Expected impact of the research program
From an experimental comparison of DAGonStar with other workflow engines, the use of this workflow engine on multiple infrastructure types was demonstrated with a 50.19% improvement in execution time when using parallel patterns [10]. Meanwhile, CAPIO was tested on synthetic benchmarks that simulate I/O models of typical and two real-world workflows.

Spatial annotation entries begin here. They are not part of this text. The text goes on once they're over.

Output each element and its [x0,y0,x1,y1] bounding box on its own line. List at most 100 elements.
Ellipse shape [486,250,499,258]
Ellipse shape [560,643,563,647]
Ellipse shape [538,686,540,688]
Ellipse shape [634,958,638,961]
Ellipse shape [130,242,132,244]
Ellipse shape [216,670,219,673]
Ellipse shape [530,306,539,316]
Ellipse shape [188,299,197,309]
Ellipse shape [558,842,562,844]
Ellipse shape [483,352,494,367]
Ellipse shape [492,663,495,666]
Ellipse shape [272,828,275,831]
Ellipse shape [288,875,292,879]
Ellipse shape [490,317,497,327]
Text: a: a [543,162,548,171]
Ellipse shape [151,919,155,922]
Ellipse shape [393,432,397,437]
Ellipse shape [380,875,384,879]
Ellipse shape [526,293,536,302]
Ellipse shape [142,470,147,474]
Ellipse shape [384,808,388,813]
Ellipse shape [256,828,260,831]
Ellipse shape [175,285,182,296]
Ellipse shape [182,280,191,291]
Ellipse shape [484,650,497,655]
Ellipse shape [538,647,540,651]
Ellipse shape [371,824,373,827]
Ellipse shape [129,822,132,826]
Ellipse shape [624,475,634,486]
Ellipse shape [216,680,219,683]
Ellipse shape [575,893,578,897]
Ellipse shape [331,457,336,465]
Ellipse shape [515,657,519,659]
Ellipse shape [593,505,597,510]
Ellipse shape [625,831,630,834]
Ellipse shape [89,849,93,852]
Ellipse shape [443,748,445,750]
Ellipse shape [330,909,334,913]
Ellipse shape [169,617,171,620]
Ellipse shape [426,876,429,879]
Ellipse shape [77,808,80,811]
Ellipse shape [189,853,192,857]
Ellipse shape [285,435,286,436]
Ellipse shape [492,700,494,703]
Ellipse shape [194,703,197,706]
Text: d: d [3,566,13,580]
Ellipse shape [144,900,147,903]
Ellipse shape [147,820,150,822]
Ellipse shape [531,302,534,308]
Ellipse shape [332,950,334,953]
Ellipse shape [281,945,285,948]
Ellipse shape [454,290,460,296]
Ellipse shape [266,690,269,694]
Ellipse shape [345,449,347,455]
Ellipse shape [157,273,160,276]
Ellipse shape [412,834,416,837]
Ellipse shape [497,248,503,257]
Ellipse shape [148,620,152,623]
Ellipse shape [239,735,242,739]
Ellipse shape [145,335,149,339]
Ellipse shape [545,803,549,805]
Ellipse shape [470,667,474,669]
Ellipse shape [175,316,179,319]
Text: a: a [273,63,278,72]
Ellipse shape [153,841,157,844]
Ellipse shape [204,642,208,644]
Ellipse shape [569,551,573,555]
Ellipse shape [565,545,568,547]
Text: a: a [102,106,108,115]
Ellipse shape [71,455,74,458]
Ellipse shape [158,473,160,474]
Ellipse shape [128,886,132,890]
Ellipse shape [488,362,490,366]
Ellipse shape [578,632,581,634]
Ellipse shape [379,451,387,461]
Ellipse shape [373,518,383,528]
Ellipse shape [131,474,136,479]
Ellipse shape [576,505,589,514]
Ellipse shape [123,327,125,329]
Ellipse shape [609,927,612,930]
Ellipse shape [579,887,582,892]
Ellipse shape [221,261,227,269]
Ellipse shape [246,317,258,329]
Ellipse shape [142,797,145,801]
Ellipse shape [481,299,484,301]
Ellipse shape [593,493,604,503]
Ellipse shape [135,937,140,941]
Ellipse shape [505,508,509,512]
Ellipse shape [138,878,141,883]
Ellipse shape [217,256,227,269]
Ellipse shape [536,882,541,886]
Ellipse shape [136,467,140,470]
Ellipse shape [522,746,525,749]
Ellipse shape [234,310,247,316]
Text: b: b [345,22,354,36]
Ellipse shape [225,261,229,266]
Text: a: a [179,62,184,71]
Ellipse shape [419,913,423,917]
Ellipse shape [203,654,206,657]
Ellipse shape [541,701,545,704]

Experiments show that CAPIO reduces execution time by 10% to 66% for data-intensive workflows that use the file system as the communication medium.
Since DAGonCAPIO is designed to combine the best of the two design solutions indicated, a substantial improvement in the calculation times of workflow-based applications that use files as a data exchange system between tasks is expected. In particular, as will be demonstrated through the use case, applications such as those for the simulation and prediction of environmental phenomena (detailed atmospheric forecasts, transport and diffusion of pollutants in the sea and the air, wave motion prediction, scenario analysis for the mitigation of climate change, etc), in which one of the first requirements is the speed with which the results are produced and made available, they will be able to benefit from the possibility of a continuously produced output. For example, using a traditional workflow engine such as DAGonStar, a detailed weather forecast in which data for the next 24 hours is produced in a time of approximately 5 minutes per hour for running the weather model and approximately 1 minute per hour for post-processing of the data, the first useful output will be available after 144 minutes. Using DAGonCAPIO it is estimated that the first useful output will be available 6 minutes after the start of the computation.
References
- Martinelli, Alberto Riccardo, Massimo Torquati, Marco Aldinucci, Iacopo Colonnelli, and Barbara Cantalupo. “CAPIO: a Middleware for Transparent I/O Streaming in Data-Intensive Workflows.” In 2023 IEEE 30th International Conference on High-Performance Computing, Data, and Analytics (HiPC), pp. 153-163. IEEE, 2023.
- Sánchez-Gallegos, Dante Domizzi, Diana Di Luccio, Sokol Kosta, J. L. Gonzalez-Compean, and Raffaele Montella. “An efficient pattern-based approach for workflow supporting large-scale science: The DagOnStar experience.” Future Generation Computer Systems 122 (2021): 187-203.